In Thailand, the rail project has at times become bogged down by political sentiment towards it.

Thailand and China reportedly started discussing the possibility of co-developing the railway even before Beijing officially launched its belt and road plans in 2013.

That year, the government of Yingluck Shinawatra sought lawmakers’ approval for a 2-trillion baht borrowing bill to fund the mega transport project, which included the development of a high-speed rail line linking Bangkok to her hometown of Chiang Mai in the north.
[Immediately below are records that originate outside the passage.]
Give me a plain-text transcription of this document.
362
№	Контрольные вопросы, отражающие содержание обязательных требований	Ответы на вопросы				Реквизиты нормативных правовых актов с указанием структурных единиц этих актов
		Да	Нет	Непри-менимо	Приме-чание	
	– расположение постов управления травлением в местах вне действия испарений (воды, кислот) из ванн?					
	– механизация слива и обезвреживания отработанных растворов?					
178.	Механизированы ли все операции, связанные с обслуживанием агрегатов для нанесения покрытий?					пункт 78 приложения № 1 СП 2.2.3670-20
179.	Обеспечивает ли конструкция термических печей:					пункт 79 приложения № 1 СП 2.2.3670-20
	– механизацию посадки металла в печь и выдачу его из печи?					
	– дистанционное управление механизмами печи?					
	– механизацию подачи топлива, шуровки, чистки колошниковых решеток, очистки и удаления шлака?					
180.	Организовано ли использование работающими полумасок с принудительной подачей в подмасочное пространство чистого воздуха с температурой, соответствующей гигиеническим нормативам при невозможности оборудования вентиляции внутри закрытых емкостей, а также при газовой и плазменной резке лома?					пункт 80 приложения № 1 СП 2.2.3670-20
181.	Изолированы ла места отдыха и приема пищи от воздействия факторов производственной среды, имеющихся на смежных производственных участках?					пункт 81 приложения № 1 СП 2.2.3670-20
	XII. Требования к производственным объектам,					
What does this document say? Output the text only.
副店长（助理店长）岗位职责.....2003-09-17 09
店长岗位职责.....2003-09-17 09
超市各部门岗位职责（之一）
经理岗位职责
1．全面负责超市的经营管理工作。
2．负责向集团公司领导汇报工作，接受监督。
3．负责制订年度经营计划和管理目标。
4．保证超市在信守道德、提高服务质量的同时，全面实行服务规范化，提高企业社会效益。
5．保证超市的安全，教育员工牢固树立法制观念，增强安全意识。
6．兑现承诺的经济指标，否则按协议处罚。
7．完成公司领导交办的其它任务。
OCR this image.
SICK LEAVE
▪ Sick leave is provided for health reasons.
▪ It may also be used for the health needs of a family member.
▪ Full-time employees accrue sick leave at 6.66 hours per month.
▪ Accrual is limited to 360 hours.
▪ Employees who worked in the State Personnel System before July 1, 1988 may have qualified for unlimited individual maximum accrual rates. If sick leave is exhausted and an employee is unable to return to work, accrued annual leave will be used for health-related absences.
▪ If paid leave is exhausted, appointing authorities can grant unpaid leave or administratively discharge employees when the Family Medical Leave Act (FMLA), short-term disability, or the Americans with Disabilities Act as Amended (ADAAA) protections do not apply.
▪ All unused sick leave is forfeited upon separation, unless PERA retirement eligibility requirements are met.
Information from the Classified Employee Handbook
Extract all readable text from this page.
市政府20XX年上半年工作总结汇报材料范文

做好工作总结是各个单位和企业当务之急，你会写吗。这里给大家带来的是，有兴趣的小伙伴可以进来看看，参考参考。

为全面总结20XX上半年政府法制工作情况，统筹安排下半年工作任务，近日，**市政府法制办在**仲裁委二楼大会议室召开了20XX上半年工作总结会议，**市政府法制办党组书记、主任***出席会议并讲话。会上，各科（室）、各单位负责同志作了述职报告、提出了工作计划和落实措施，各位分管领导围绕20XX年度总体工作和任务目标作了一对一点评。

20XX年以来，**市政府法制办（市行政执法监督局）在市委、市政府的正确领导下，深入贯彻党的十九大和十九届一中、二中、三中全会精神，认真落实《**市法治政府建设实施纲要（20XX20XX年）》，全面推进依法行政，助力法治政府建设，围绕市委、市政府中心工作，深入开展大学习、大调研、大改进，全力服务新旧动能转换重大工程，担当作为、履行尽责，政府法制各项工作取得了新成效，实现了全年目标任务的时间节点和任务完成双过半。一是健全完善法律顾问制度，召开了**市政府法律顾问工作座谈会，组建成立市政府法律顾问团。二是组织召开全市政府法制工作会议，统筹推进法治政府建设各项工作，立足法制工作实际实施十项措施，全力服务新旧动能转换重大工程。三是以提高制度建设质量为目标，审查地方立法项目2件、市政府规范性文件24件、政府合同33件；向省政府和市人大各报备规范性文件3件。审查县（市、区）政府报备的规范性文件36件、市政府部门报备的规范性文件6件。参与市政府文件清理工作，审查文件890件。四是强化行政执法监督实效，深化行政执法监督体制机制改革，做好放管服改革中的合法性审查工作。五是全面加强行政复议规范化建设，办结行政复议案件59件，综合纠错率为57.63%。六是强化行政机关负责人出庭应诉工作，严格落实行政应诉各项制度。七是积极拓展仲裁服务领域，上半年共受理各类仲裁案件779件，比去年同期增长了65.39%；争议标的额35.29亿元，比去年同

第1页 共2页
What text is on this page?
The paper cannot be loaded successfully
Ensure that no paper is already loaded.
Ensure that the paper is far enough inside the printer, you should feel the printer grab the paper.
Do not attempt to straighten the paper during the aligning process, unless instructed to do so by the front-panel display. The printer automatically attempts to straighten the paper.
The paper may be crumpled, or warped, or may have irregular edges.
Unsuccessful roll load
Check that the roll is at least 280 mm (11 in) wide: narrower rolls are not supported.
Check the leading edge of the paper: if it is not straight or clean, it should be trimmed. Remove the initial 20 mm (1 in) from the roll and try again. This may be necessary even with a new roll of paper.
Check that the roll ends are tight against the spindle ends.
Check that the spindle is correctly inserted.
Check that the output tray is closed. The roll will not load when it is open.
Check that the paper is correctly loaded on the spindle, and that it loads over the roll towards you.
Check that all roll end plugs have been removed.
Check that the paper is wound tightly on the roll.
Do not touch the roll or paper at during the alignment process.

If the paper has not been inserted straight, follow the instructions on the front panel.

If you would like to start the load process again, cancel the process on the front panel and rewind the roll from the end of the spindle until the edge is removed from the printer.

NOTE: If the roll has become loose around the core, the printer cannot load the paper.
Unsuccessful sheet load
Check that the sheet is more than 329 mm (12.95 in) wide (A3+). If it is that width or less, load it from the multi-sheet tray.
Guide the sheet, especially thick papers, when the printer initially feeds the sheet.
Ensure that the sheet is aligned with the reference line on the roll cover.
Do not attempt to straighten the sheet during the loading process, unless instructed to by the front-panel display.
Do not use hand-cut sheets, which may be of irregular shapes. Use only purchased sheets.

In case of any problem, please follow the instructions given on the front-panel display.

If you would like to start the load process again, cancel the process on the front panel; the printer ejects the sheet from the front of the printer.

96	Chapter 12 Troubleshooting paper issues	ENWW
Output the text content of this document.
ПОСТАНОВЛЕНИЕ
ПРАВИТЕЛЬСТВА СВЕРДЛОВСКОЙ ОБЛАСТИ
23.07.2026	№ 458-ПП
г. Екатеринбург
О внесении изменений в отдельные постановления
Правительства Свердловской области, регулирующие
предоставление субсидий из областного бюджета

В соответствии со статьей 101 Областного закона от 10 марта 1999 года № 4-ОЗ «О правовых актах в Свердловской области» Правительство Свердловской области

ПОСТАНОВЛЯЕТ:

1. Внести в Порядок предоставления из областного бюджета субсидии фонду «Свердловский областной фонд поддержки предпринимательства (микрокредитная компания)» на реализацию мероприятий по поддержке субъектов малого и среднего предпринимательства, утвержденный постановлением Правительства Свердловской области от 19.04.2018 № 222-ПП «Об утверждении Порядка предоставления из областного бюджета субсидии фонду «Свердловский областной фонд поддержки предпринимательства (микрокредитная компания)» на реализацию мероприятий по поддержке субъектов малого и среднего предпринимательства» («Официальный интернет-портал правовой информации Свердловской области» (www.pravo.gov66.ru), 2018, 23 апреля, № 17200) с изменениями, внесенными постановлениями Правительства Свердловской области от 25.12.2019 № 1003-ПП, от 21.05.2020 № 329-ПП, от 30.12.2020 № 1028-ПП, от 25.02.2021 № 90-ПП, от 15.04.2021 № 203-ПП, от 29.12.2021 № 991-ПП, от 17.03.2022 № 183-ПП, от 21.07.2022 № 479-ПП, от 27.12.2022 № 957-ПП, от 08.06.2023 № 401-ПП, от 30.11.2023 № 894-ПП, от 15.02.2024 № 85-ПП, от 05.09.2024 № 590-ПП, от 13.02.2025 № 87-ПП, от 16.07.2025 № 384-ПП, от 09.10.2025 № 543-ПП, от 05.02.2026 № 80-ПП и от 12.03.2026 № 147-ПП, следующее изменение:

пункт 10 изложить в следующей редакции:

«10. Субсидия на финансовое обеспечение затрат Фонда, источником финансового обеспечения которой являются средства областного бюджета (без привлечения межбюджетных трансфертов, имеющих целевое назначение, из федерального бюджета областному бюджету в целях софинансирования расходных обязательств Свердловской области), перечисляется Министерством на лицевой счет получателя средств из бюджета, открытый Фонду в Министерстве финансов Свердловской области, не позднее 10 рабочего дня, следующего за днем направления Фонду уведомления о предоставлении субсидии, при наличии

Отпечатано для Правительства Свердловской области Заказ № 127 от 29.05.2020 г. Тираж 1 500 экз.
The former prime minister argued that the line would transport people and goods such as vegetables, a point much ridiculed by the opposition. The Constitutional Court later turned down the borrowing bill just months before Yingluck was overthrown in a coup led by Prayuth, the current prime minister.

Panitda Saiyarod, lecturer at Chiang Mai University’s department of sociology and anthropology, said the deals China negotiated with Thailand and Laos differ for political and economic reasons. She said the length of time it took to reach an agreement in 2016 on Thailand self-funding the project showed that the China-Thailand negotiation process was more complicated than Beijing’s talks with Laos. “It is unlikely that China would exert control over the Thai government as [might be the case] with the Laos government,” she said.

Termsak from the ISEAS – Yusof Ishak Institute said certain loan conditions between Thailand and China were not agreed upon. However, currently “China is also no longer in a position to fund all [belt and road] projects like in the beginning”.

“Concerns on Chinese funding are also valid as it may come with many other conditions not so favourable to Thailand. It is a delicate situation that needs to be handled in a careful and transparent manner in order to make sure that public money is spent wisely,” Thammasat Business School’s Pavida said.

Issues of a trade deficit between Thailand and China could be another factor influencing the funding of the high speed railway. James Guild, adjunct fellow at the Singapore-based S. Rajaratnam School of International Studies, said it might be wiser for Thailand “to slow things down and wait to see how the China-Laos railway pans out over the next couple years”.

“Thailand actually runs a pretty significant bilateral trade deficit with China, so I’m sure they don’t want to spend US$10 billion on a high-speed railway when public finances are tight only to see that result in even more imports from China a couple years from now.”

Stronger ties

Despite the rail project being behind schedule, Termsak believes that Thailand’s relations with China are actually growing stronger.

“China might soon give the Royal Thai Navy a free second-hand Song-class diesel submarine,” Termsak said, which could “improve the prospects of the Royal Thai Navy to successfully request new funds to buy the second submarine from China and get the third one free”.

The Thai Navy has faced fierce public opposition towards its planned purchase of China-made submarines in the wake of the pandemic. Last month, defence news website Shephard reported that China was offering two second-hand submarines to the Royal Thai Navy for training, since the S26-T submarine it has on order is unlikely to be completed on time.

A model showing a cross-section of an S-26T submarine, such as Thailand has ordered from China. Photo: Handout
A model showing a cross-section of an S-26T submarine, such as Thailand has ordered from China. Photo: Handout

The Thai Navy bought the first from China Shipbuilding & Offshore International Co Ltd for US$375 million in May 2017. The ship is currently being built at Wuchang Shipbuilding Industry Group in Wuhan with reports that China will request delivery be postponed until April 2024, according to Shephard.

In 2020, Bangkok had a 22.5 billion-baht option for two extra submarines for delivery in 2026, a proposal that was put on hold after the pandemic hit, battering Thailand’s economy.

Guild, from S. Rajaratnam School of International Studies, said opposition towards the submarine purchase reflected the “fraught political and fiscal environment” in Thailand that “places constraints on how much additional money [Bangkok] can borrow in order to build a multibillion-dollar high speed rail network right now. I’m not surprised that they might try and slow-walk this [rail] project for the time being.”